Le terme hyper-mileage a officiellement vu le jour après les événements du 11 septembre, lorsqu’un résident de Chicago, Wayne Gerdes, en a eu assez de la dépendance américaine au pétrole. Il a donc réuni une série de mesures afin que la consommation des voitures conventionnelles puisse être aussi frugale que celles des voitures hybrides.

Le hic, c’est que les conducteurs qui adoptent ces mesures s’ambitionnent tellement afin de sauver quelques dollars à la pompe qu’ils vont à l’encontre de la sécurité routière, tant la leur que celle des autres.
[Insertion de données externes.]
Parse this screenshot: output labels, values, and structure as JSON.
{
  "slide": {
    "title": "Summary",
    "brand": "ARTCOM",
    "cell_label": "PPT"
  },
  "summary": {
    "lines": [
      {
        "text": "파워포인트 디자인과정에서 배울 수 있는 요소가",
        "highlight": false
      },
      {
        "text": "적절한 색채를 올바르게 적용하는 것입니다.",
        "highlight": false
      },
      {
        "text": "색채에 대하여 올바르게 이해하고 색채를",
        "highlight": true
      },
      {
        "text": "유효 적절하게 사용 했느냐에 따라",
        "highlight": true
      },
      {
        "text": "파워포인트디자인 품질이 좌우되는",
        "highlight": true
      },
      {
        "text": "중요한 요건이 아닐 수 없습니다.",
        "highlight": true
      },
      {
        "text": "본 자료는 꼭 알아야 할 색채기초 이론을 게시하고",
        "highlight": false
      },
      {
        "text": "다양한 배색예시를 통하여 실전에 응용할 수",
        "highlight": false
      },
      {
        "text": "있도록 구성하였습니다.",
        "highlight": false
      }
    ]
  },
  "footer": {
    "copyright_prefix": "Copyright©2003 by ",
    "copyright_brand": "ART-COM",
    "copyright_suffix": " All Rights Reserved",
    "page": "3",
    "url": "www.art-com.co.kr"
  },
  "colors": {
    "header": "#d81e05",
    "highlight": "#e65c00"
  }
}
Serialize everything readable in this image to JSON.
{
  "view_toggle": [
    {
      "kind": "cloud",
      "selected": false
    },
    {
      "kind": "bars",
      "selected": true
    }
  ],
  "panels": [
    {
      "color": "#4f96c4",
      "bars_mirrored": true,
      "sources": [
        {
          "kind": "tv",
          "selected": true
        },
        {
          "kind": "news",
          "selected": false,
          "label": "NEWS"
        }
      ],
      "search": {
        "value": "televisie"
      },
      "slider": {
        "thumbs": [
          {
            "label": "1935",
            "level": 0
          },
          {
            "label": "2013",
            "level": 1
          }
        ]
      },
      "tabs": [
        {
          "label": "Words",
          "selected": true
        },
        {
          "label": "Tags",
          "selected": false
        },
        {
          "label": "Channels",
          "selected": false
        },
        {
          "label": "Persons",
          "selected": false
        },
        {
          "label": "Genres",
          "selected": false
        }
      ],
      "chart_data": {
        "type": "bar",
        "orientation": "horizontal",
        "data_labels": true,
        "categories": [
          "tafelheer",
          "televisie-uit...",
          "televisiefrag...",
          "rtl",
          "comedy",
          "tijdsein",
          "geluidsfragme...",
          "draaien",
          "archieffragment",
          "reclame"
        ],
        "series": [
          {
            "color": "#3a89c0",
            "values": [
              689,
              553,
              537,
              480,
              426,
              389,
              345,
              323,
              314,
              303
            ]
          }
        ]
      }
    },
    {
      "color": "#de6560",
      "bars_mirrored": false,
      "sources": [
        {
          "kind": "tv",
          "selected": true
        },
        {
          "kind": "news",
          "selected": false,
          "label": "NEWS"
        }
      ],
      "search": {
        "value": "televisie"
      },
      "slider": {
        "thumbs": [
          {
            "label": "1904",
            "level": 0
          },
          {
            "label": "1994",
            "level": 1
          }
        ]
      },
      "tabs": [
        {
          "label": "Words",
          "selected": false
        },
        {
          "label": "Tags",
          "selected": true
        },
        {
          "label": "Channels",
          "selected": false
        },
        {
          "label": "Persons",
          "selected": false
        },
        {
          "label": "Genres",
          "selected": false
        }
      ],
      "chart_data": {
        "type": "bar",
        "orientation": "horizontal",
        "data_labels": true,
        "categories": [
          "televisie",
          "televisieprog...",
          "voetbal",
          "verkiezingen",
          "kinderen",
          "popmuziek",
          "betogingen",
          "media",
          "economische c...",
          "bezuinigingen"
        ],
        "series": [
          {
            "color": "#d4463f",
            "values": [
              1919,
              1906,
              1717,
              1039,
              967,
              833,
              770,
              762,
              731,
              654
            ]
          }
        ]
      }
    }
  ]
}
Si nous discourons donc ici d’hyper-kilométrage, ce n’est pas pour vous inciter à en faire la pratique. Au contraire : il y a trois ans déjà, l’Association américaine des automobilistes (AAA) a émis une mise en garde à cet effet. Et le CAA-Québec abonde dans le même sens : « Pour des raisons de sécurité, nous ne sommes pas ‘pro’ hyper-kilométrage, » dit Yvon Lapointe, directeur du Service de l’éducation routière.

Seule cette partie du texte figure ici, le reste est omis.